Archibald John Motley Jr.
American, 1891–1981

Oil on canvas
91.4 x 121.3 cm (36 x 47 3/4 in.)
Signed and dated lower right: A. J. MOTLEY / 1943
Restricted gift of Mr. and Mrs. Marshall Field, Jack and Sandra Guthman, Ben W. Heineman, Ruth Horwich, Lewis and Susan Manilow, Beatrice C. Mayer, Charles A. Meyer, John D. Nichols, and Mr. and Mrs. E.B. Smith, Jr.; James W. Alsdorf Memorial Fund; Goodman Endowment, 1992.89

Archibald J. Motley Jr. often depicted contemporary black nightlife in the city. His focus was Chicago’s Bronzeville neighborhood. Also known as the Black Belt, this area became home to more than 90 percent of the city’s black population by the 1930s.

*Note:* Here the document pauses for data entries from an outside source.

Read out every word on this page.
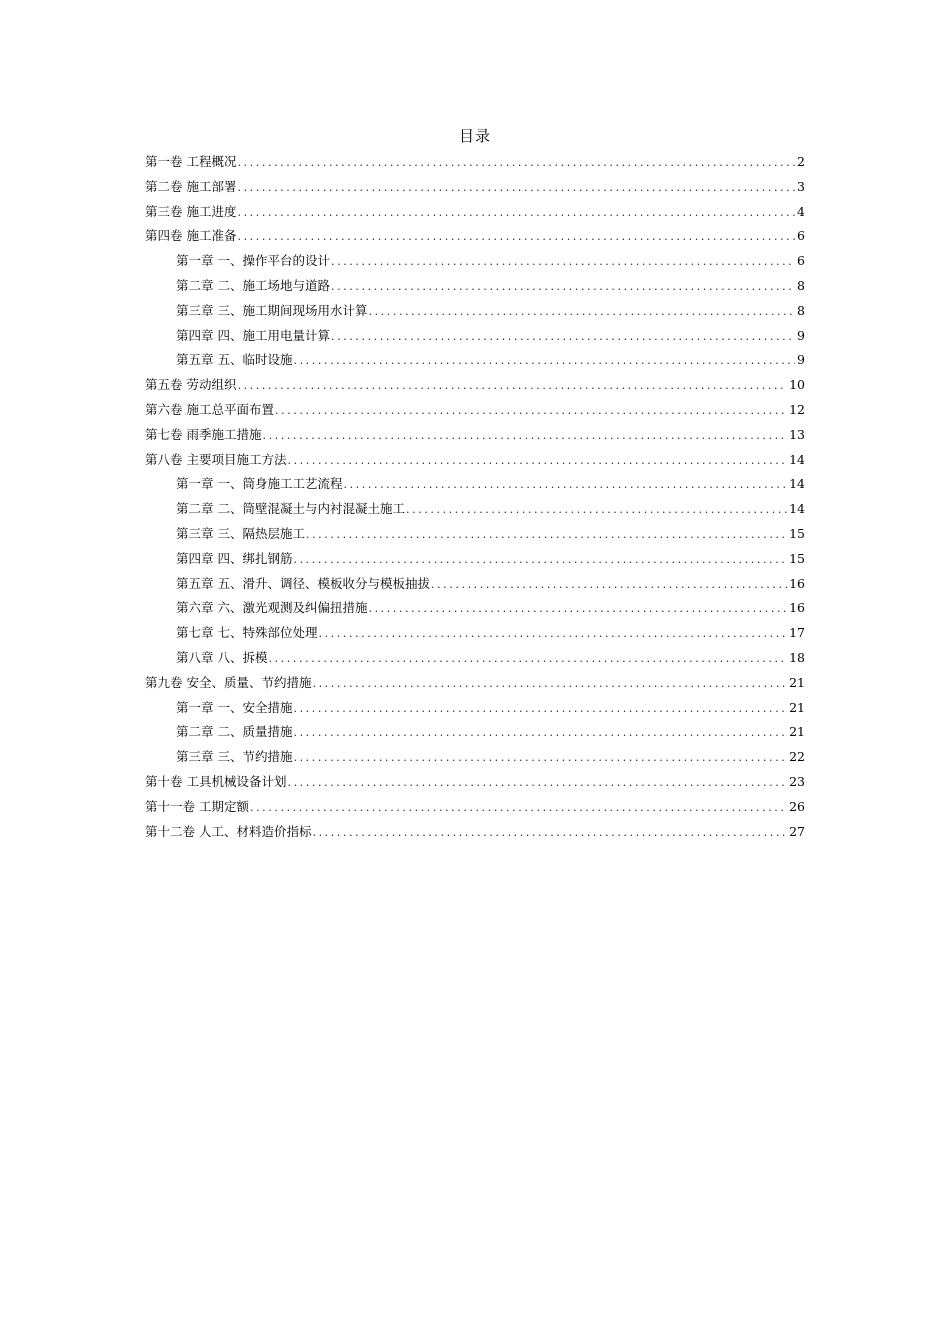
目录
第一卷 工程概况 .....	2
第二卷 施工部署 .....	3
第三卷 施工进度 .....	4
第四卷 施工准备 .....	6
第一章 一、操作平台的设计 .....	6
第二章 二、施工场地与道路 .....	8
第三章 三、施工期间现场用水计算 .....	8
第四章 四、施工用电量计算 .....	9
第五章 五、临时设施 .....	9
第五卷 劳动组织 .....	10
第六卷 施工总平面布置 .....	12
第七卷 雨季施工措施 .....	13
第八卷 主要项目施工方法 .....	14
第一章 一、筒身施工工艺流程 .....	14
第二章 二、筒壁混凝土与内衬混凝土施工 .....	14
第三章 三、隔热层施工 .....	15
第四章 四、绑扎钢筋 .....	15
第五章 五、滑升、调径、模板收分与模板抽拔 .....	16
第六章 六、激光观测及纠偏扭措施 .....	16
第七章 七、特殊部位处理 .....	17
第八章 八、拆模 .....	18
第九卷 安全、质量、节约措施 .....	21
第一章 一、安全措施 .....	21
第二章 二、质量措施 .....	21
第三章 三、节约措施 .....	22
第十卷 工具机械设备计划 .....	23
第十一卷 工期定额 .....	26
第十二卷 人工、材料造价指标 .....	27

Nightlife, one of Motley’s most celebrated paintings, takes viewers inside one of Bronzeville’s many nightspots. Although the artist painted the picture during World War II (1939–45), his figures seem to have left the world’s troubles behind. Inside the club, there is nothing but exuberant, upbeat energy.

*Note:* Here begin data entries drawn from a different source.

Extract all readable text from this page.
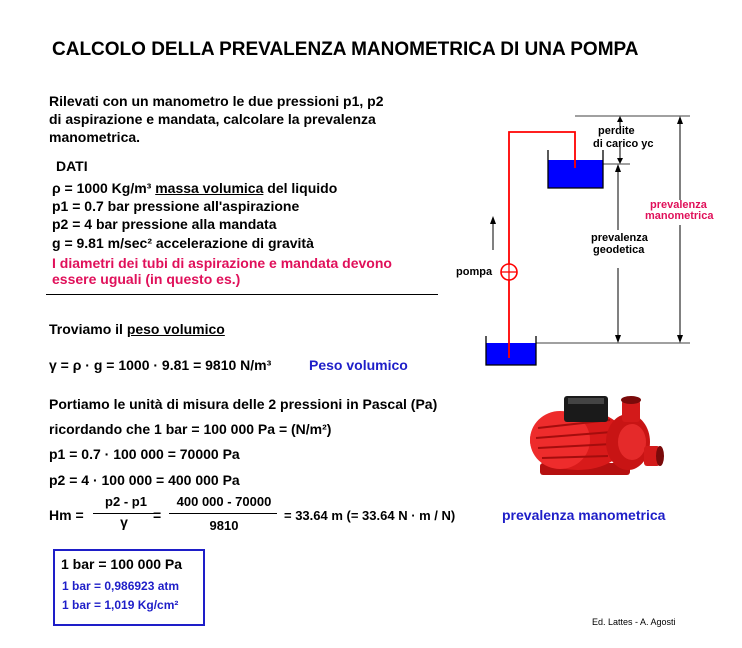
CALCOLO DELLA PREVALENZA MANOMETRICA DI UNA POMPA
Rilevati con un manometro le due pressioni p1, p2
di aspirazione e mandata, calcolare la prevalenza
manometrica.
DATI
ρ = 1000 Kg/m³ massa volumica del liquido
p1 = 0.7 bar pressione all'aspirazione
p2 = 4 bar pressione alla mandata
g = 9.81 m/sec² accelerazione di gravità
I diametri dei tubi di aspirazione e mandata devono
essere uguali (in questo es.)
Troviamo il peso volumico
γ = ρ · g = 1000 · 9.81 = 9810 N/m³	Peso volumico
Portiamo le unità di misura delle 2 pressioni in Pascal (Pa)
ricordando che 1 bar = 100 000 Pa = (N/m²)
p1 = 0.7 · 100 000 = 70000 Pa
p2 = 4 · 100 000 = 400 000 Pa
Hm =
p2 - p1
γ	=
400 000 - 70000
9810
= 33.64 m (= 33.64 N · m / N)	prevalenza manometrica
1 bar = 100 000 Pa
1 bar = 0,986923 atm
1 bar = 1,019 Kg/cm²
Ed. Lattes - A. Agosti
perdite
di carico yc
prevalenza
manometrica
prevalenza
geodetica
pompa
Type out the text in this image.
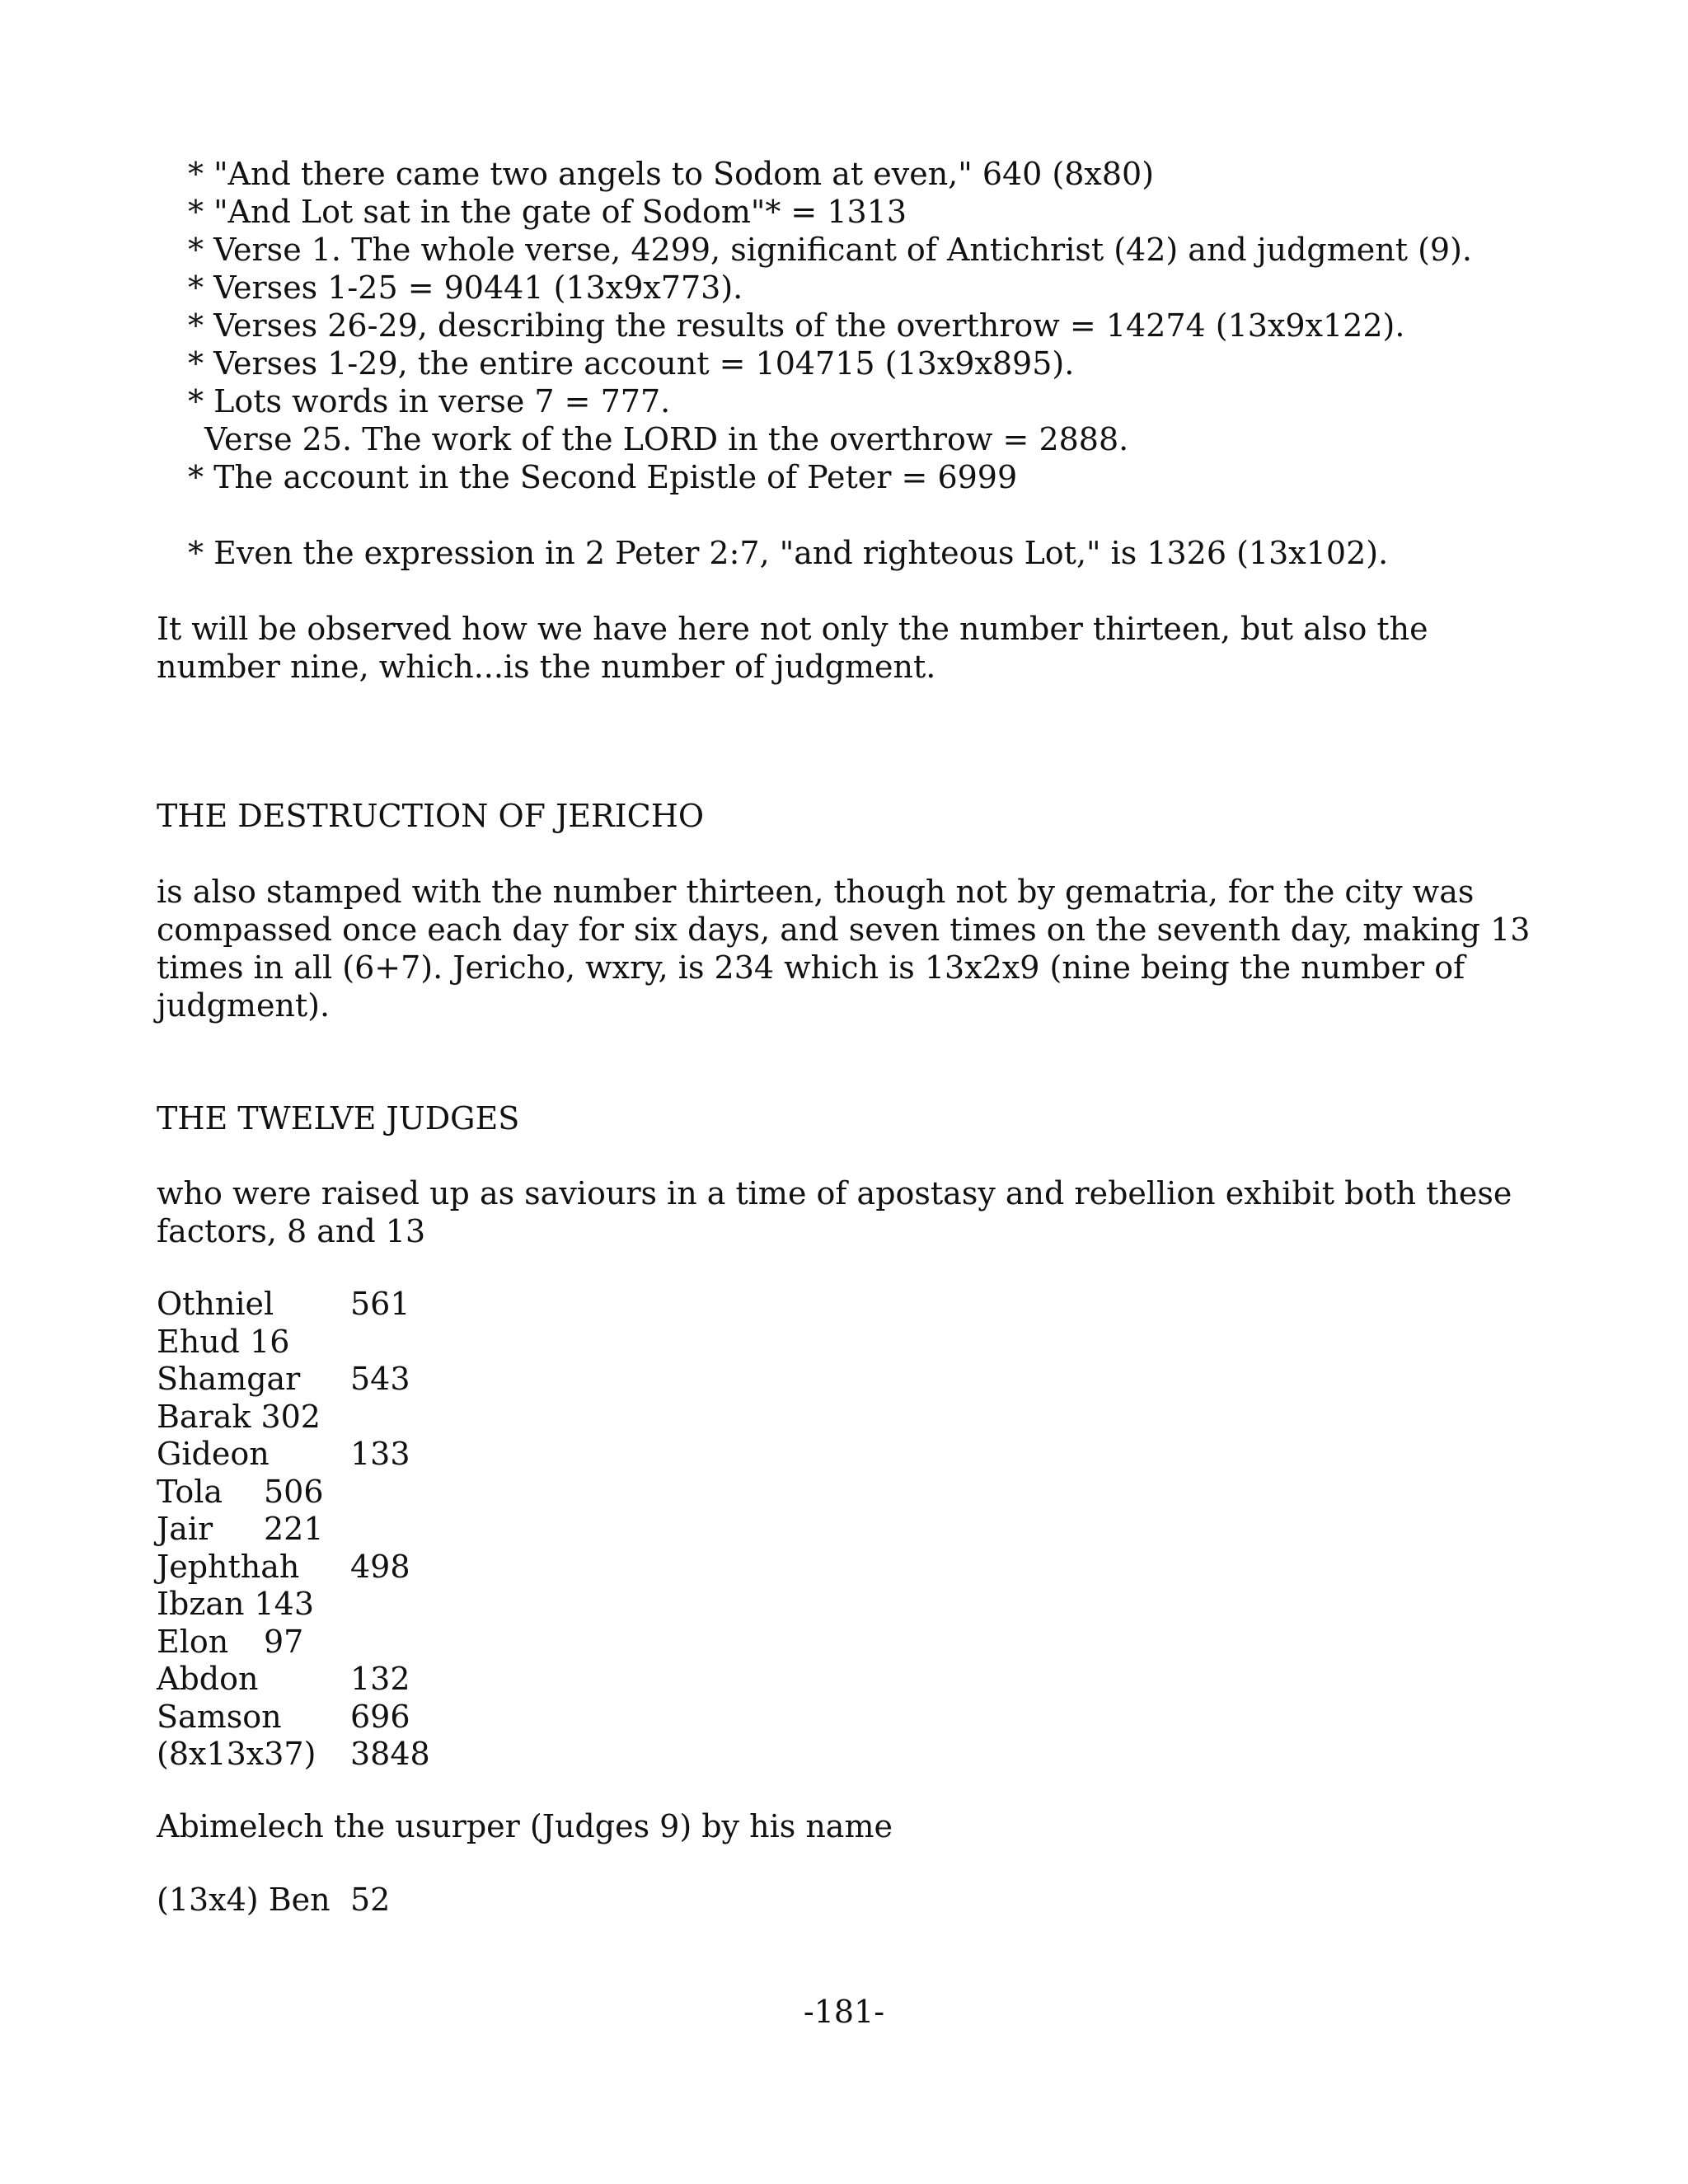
* "And there came two angels to Sodom at even," 640 (8x80)
* "And Lot sat in the gate of Sodom"* = 1313
* Verse 1. The whole verse, 4299, significant of Antichrist (42) and judgment (9).
* Verses 1-25 = 90441 (13x9x773).
* Verses 26-29, describing the results of the overthrow = 14274 (13x9x122).
* Verses 1-29, the entire account = 104715 (13x9x895).
* Lots words in verse 7 = 777.
Verse 25. The work of the LORD in the overthrow = 2888.
* The account in the Second Epistle of Peter = 6999
* Even the expression in 2 Peter 2:7, "and righteous Lot," is 1326 (13x102).
It will be observed how we have here not only the number thirteen, but also the number nine, which...is the number of judgment.
THE DESTRUCTION OF JERICHO
is also stamped with the number thirteen, though not by gematria, for the city was compassed once each day for six days, and seven times on the seventh day, making 13 times in all (6+7). Jericho, wxry, is 234 which is 13x2x9 (nine being the number of judgment).
THE TWELVE JUDGES
who were raised up as saviours in a time of apostasy and rebellion exhibit both these factors, 8 and 13
Othniel 561
Ehud 16
Shamgar 543
Barak 302
Gideon	133
Tola 506
Jair 221
Jephthah 498
Ibzan 143
Elon 97
Abdon	132
Samson 696
(8x13x37) 3848
Abimelech the usurper (Judges 9) by his name
(13x4) Ben 52
-181-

The dancers’ pulsing, jumping movements are suggestive of jazz. Motley conveyed the sound and motion of jazz through composition and color. He outlined the figures with simplified, geometric shapes and emphasized diagonal lines, creating a sense of lively motion. Fascinated with natural and artificial light, Motley chose glowing violet-red tones. The subject of Nightlife gave the artist the opportunity to present, in his own words, "an expression of the numerous shades and colors which exist in such great variety" among African Americans in Chicago.